Laurian's been doing active observation at childcare centres and physician's offices, specifically in rural southwest-virginia. Because she was working with rural sites, she's found a lot of the records are non-electronic, which in some ways can make things more secure: physical records can be hidden behind someone's desk, files can be hidden in the back, cabinets can be closed. One problem she found in childcare and physician's offices is there are quite a lot of interruptions, and many people do not return to the task when they're interrupted. Laurian's looking at ways to design systems which can handle this sort of interruption, as well as other realities of what goes on in the offices. This is pretty neat and not much like traditional security work, which assumes a user who's paying attention and will always do all the right steps. It sounds like some really fascinating work to deal with some very specific challenges!

Katherine Panciera talking about early lives of folk in online communities

In the Beginning: The Early Lives of Users in Online Communities
Presenter: Katherine Panciera (University of Minnesota)

From the title, I was expecting a more broad look at various online communities, but Katherine's work actually focusses on wiki contributions, specifically a site called Cyclopath where users can contribute cycling route information, including the roads to follow and details about what to expect along the way. The idea was to see how the top 5% of users ("cyclopaths") differed from other users, and how cylopath users in general differed from users of Wikipedia.

It turns out that you can actually determine which users will become cylopaths from day one: they start off by making many more edits than more casual users (50ish versus 5ish), and like Wikipedia users it turns out that people start high and then slowly tail off to a stable editing pattern.
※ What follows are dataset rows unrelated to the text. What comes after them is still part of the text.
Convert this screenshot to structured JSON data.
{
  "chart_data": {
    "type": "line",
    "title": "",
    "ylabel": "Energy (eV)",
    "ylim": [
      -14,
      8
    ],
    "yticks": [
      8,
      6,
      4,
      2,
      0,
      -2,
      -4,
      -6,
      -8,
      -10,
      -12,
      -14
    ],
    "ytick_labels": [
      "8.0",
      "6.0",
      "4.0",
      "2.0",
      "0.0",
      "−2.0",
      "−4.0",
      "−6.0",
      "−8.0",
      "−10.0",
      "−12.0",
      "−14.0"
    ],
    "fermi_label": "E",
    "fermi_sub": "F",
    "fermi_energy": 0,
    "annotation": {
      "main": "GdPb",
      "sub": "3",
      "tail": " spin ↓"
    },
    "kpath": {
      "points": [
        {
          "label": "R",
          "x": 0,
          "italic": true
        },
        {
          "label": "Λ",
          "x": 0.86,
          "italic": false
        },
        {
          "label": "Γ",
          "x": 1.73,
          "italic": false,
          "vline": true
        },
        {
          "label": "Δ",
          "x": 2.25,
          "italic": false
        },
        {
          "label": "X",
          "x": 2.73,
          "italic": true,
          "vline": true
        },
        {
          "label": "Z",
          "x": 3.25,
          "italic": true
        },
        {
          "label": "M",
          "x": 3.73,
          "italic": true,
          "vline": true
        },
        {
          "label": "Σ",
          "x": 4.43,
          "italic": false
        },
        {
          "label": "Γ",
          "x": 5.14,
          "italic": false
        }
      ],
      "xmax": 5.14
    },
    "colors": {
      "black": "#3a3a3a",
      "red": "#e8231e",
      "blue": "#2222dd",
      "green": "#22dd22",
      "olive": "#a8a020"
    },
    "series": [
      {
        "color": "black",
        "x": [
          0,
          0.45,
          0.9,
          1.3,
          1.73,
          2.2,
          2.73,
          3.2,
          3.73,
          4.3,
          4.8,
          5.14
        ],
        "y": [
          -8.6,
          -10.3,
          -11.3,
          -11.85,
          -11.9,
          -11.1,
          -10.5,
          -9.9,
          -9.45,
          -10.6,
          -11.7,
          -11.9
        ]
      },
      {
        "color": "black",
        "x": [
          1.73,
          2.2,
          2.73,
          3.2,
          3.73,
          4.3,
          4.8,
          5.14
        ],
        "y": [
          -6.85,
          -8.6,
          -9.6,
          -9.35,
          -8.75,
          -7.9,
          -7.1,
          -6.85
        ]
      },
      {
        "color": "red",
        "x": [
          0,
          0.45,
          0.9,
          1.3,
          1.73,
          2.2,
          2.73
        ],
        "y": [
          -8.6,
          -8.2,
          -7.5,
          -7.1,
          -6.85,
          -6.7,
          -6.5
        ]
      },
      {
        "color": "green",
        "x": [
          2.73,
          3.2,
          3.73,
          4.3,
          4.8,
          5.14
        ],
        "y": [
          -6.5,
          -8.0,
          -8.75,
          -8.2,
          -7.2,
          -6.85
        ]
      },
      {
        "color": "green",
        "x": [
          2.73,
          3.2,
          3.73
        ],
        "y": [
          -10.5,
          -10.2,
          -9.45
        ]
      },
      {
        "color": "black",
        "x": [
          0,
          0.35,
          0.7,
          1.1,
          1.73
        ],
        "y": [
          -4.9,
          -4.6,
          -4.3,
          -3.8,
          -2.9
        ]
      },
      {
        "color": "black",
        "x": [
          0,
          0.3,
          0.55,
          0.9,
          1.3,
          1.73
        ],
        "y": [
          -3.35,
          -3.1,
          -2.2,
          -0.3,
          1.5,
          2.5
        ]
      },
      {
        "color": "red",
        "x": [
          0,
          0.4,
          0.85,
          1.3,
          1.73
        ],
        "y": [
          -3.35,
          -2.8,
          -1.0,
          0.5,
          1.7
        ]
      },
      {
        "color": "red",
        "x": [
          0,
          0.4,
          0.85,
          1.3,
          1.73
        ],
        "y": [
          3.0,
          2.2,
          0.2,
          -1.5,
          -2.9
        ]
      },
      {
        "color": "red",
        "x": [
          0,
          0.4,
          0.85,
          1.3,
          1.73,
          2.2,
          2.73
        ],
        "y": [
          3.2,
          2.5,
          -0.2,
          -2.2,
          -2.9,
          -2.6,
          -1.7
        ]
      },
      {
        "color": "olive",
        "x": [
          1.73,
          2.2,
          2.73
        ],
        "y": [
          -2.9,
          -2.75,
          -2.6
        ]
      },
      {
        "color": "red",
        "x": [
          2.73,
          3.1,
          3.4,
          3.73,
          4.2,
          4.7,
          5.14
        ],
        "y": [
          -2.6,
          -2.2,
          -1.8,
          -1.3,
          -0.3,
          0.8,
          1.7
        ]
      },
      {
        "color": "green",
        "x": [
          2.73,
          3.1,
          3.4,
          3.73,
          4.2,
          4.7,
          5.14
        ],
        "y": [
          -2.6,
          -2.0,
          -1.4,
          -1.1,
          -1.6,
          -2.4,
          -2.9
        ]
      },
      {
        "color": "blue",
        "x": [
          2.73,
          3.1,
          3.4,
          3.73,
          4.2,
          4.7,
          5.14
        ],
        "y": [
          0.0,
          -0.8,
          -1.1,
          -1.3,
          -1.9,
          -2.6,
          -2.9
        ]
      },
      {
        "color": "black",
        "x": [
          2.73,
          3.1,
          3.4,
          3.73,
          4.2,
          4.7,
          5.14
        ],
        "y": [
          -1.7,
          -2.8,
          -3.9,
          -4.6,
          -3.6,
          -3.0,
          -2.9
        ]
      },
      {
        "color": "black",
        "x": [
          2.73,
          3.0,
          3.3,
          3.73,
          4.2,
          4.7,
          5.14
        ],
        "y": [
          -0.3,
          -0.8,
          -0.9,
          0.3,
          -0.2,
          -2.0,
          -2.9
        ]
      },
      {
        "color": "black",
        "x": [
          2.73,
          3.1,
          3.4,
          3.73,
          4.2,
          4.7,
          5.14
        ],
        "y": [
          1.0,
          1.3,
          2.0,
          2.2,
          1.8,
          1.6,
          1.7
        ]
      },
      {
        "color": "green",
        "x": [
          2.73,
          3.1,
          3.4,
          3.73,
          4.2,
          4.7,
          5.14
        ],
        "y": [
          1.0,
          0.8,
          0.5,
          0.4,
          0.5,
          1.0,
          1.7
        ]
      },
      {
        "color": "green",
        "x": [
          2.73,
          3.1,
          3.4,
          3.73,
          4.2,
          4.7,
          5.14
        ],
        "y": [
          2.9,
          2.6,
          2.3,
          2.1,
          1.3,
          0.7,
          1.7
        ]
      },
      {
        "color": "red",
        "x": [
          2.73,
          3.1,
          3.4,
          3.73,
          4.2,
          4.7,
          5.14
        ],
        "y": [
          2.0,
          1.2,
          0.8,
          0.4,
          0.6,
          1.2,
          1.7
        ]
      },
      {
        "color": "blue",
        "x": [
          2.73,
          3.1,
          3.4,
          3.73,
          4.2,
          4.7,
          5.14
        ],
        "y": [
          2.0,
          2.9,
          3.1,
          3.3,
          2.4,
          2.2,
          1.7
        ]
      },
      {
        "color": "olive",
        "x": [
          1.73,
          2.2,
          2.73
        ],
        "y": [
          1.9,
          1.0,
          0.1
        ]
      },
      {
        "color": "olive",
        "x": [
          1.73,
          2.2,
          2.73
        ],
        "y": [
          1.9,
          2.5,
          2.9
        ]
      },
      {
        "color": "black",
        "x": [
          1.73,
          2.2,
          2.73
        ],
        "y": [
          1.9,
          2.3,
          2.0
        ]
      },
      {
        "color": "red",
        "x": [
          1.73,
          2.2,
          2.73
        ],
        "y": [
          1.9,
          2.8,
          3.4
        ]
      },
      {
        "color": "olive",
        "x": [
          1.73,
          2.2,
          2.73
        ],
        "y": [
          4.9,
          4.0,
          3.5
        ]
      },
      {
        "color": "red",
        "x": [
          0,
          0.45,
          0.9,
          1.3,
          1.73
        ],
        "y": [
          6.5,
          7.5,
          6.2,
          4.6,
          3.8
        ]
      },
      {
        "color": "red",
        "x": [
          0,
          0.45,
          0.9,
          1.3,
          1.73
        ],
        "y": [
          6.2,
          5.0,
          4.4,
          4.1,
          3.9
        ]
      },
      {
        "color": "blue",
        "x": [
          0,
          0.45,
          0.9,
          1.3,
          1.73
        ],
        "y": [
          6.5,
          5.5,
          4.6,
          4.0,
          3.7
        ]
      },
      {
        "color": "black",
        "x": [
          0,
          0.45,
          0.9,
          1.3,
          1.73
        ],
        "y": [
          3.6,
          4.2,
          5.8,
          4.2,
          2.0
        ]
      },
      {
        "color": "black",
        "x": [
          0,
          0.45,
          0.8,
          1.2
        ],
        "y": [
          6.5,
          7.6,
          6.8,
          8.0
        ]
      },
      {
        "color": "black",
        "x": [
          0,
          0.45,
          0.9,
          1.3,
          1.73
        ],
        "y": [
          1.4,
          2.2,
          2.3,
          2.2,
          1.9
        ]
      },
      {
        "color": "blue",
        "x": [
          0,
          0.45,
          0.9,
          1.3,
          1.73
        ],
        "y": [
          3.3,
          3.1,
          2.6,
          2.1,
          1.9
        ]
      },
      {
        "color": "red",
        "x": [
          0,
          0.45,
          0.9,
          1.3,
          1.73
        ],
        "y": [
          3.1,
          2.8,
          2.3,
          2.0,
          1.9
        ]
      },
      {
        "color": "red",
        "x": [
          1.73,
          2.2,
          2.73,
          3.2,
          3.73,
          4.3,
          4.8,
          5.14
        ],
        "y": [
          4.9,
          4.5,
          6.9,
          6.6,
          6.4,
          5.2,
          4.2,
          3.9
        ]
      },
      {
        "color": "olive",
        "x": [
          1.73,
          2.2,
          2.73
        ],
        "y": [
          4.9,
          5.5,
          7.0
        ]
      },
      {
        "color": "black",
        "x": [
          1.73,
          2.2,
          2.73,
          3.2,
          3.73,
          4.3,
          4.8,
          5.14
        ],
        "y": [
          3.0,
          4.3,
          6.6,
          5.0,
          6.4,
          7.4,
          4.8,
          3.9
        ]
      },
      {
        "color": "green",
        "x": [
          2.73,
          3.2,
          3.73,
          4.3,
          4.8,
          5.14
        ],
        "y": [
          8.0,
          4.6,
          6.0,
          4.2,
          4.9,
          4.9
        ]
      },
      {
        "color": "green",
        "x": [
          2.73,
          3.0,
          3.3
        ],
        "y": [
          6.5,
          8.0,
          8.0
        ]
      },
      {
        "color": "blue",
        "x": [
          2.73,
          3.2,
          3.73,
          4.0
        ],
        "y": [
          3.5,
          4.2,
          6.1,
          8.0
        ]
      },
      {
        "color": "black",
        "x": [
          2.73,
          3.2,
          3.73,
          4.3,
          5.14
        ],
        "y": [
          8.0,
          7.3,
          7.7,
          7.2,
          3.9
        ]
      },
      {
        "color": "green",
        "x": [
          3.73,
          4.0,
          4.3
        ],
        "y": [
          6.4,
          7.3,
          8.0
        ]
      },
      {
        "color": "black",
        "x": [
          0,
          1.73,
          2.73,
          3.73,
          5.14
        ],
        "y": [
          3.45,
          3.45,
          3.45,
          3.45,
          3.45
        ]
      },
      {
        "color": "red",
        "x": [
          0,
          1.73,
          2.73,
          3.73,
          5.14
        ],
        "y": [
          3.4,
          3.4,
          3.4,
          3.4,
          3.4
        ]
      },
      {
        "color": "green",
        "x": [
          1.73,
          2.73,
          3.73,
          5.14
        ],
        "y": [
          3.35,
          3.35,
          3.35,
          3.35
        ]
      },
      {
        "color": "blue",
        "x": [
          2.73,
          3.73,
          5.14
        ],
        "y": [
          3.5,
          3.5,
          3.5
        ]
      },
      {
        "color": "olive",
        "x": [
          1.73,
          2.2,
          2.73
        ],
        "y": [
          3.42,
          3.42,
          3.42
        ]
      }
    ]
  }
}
But what was even more interesting about Katherine's research is that you could see patterns in the future cyclopath uers use of the site even before they started editing.

I can only imagine how helpful it might be to be able to identify your top users and perhaps encourage them right from the beginning so they feel even more at home in the community. Very neat!

Lijun Ni talking about helping support computer science teachers over their whole careers

Building Professional Identity as Computer Science Teachers: Supporting Secondary Computer Science Teachers through Reflection and Community Building
Presenter: Lijun Ni (Georgia Institute of Technology)

Lijun says she got interested in computer science teachers because there are very few of them at the K-12 level, so there's a great need to prepare and support the teacher. She's focused on two problems: it's very difficult to retain teachers (46% will leave teaching within 5 years, and math and science are worse than some other subjects) and teachers have some resistance to change (many in-service teachers will not adopt curriculum innovations). It's also surprisingly difficult for CS teachers to develop a sense of identity as a CS teacher, since there's inconsistent certification, it's hard to fit them into the school hierarchy, they have few peers, etc.

What I really thought was interesting about Lijun's work is that she's working on finding ways to support teachers over the course of their carrers, giving them opportunities to learn and grow and develop an identity as a CS teacher. She's looked at how their identities change over time to see how to better support them. This is really interesting because most effort thus far has been in training them to start rather than retaining people with very little focus on retention.

It got me thinking that this is something you also see as a problem when talking about women in computer science: there's lots of programs for younger girls who want to get involved, but fewer programs in place to help keep women from leaving in disgust. I wonder if Lijun would be interested in tackling that problem next?